The Generous Fest
When I moved to Austin from New York seven years ago, the hardest thing to get used to wasn’t the heat or the size of the trucks or the accents or the cowboy hats and steel guitars. It wasn’t the egg and cheese sandwiches served on tacos or the flying cockroaches or the hippies. It was the friendliness. A lifetime East Coaster who’d spent the previous three years in Brooklyn, I couldn’t get used to the idea that the guy being nice to me in line at the bank wasn’t try to get something over on me; he was just being nice because, well, it’s better to be nice.
In Austin, people build bridges; in New York people build moats.
New York is a miserable place.
I suppose it makes sense that that kind of emotional distancing, that kind of constructed sense of cynical cool would play such a big part in the contemporary arts scene in New York. The same instinct that keeps people from engaging strangers in line at the grocery store (not a bad instinct in a city like New York, mind you; open the door just a little bit and strangers will come pouring in to get a piece of you) is probably the same motivation for the affected sense of haughty sophistication and low-grade contempt that seemed to define so many of the “art” experiences I had in the city. All those clichés that play so well in movies actually do exist. The chain-smoking tortured and torturing artistes dressed in black, the incomprehensible performance pieces designed to keep out rather than let in.
What do you think of when you imagine contemporary installation art? A sense from the artist that he knows something you don’t, that he might deign to tell you, but that if he does he will do so like a doctor pouring medicine into your mouth – knowing it’s for your own good — though he’s convinced that most likely you’ll never really understand what he’s talking about and that medicine will only go to waste? That’s what I think of.
It’s not the same thing in Austin, though. How could it be? How could such a generous town ever hope to produce the level of disaffection in its arts scene that a town like New York can conjure up so effortlessly? It can’t. That kind of confrontational approach to modern art just wouldn’t make any sense here.
For example, I went the other day to the Austin Museum of Art to check out the New Works installation by Austin film and projection artist Luke Savisky. The piece is being featured as part of this year’s Fusebox Festival, Austin’s annual contemporary arts program that is going on through next Sunday all over the city and which proves that you can have experience experimental art without feeling like you’re being upbraided for philistinism.
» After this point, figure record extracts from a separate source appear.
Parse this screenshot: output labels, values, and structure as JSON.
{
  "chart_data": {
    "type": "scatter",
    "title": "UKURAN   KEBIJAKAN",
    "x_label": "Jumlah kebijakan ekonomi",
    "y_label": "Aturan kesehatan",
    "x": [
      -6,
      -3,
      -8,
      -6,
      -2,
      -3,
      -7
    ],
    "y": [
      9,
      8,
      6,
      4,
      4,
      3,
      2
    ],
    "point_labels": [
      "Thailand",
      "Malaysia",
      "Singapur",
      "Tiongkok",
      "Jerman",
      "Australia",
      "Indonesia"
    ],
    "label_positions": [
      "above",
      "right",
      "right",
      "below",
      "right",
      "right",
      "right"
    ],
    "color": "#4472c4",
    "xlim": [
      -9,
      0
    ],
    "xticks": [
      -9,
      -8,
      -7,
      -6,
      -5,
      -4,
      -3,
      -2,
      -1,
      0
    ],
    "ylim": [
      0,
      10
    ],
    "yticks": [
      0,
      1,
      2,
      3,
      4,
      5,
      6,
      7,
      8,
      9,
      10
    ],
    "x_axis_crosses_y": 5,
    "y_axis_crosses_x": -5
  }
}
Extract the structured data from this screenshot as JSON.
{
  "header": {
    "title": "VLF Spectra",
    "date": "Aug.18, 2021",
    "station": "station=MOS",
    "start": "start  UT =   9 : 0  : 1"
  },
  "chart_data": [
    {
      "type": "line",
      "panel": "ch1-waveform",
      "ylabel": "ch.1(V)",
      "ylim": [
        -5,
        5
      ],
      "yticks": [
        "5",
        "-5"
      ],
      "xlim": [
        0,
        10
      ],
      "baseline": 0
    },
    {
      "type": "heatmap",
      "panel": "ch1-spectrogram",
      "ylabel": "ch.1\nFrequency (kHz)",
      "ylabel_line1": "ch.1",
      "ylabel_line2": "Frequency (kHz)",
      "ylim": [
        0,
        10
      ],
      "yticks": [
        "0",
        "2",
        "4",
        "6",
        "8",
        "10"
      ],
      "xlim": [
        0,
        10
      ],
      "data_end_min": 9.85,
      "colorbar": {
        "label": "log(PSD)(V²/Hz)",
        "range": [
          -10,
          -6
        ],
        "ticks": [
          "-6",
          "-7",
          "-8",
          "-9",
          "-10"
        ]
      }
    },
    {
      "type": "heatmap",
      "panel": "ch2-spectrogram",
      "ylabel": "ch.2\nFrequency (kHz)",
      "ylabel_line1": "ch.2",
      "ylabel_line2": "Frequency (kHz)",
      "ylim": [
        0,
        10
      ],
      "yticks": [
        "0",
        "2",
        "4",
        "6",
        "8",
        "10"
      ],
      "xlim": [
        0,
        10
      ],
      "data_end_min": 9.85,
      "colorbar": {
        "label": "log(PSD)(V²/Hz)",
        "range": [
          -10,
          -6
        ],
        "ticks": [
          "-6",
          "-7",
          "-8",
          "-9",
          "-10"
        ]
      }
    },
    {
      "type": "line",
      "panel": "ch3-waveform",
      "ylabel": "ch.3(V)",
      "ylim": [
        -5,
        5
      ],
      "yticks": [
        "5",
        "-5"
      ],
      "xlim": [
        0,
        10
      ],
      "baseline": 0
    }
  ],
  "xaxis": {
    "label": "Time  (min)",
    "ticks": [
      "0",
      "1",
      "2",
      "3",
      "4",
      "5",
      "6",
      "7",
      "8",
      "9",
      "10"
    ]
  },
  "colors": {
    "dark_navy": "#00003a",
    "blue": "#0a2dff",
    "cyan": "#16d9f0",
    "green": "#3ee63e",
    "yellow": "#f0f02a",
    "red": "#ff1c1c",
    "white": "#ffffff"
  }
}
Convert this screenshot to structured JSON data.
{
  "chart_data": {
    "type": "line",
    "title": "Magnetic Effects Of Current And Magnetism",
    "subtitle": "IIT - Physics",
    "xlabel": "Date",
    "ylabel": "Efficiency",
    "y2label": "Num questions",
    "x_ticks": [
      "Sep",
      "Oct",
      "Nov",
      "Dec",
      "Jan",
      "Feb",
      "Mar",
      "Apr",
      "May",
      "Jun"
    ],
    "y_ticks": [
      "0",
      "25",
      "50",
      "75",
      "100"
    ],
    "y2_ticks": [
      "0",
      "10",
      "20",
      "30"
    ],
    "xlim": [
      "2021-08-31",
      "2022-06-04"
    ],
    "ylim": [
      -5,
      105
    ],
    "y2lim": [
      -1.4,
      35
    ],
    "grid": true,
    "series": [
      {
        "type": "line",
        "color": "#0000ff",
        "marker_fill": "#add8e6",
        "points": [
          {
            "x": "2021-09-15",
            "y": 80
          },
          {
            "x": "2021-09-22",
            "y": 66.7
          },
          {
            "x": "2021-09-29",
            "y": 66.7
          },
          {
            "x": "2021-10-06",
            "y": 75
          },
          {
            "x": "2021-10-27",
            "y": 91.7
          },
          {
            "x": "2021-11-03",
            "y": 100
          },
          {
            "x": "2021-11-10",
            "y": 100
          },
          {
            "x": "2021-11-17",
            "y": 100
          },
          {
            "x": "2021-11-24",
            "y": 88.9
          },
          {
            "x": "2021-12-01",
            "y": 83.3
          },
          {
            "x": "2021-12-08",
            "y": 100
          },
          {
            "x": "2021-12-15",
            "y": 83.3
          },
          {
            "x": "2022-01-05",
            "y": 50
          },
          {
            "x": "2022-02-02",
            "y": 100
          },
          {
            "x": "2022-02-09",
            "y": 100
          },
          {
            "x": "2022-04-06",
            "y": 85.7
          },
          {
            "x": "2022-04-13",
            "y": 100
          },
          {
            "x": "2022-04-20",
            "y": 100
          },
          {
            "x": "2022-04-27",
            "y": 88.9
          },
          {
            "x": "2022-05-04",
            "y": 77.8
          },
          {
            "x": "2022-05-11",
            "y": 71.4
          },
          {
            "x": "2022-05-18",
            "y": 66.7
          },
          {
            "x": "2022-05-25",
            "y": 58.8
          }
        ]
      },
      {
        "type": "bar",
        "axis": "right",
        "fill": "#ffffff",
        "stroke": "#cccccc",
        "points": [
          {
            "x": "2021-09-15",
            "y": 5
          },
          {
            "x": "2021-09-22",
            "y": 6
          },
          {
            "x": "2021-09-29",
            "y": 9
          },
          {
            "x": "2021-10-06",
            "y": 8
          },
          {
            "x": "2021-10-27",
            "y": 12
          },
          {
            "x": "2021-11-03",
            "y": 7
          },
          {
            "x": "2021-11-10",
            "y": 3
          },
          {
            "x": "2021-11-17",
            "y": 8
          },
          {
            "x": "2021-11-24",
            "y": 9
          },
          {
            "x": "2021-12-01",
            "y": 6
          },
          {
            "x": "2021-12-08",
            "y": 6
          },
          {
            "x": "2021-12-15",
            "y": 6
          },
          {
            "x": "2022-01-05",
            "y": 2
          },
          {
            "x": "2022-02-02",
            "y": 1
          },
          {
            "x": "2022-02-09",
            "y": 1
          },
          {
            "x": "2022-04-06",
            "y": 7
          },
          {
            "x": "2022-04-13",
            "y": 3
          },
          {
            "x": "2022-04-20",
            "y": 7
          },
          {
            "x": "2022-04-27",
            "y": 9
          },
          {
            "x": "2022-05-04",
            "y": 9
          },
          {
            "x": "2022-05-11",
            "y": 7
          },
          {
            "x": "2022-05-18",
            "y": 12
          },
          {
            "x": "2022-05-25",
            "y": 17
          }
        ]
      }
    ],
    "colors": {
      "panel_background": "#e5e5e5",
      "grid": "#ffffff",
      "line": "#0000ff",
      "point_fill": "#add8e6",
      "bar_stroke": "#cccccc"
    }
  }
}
Like the city and the festival and, apparently, Mr. Savisky himself, New Works is devoted to a sense of aesthetic modesty. It’s located way at the back of AMOA, fanfare free. You have to walk through a large and rather conventional exhibit on screenprinting to find it. You have to walk around the correct corner, seek out the right door, and pass through curtains to get there. I didn’t see any people making the scene. I didn’t see anyone, come to think of it.
Savisky doesn’t show any interest in the clichéd trappings of the self-important experimental artist, with his/her apostolic belief in the significance of his/her work. With its spinning cages, projected light displays, and vintage 3-D effects, New Works might be challenging to understand, but it’s not challenging to experience; Savisky doesn’t feel the need to make you suffer along with him. He refuses to make that most dubious of art-world connections: the one between discomfort and revelation.
Savisky doesn’t demand hair-shirts or beds of nails or glasses of hemlock. He provides an ambient music soundtrack. He provides 3-D glasses. He even provides a detailed instruction sheet that explains how to get the most out of the installation. My god, the man even provides couches for you to sit on. How many downtown New York avant-gardists would be so welcoming?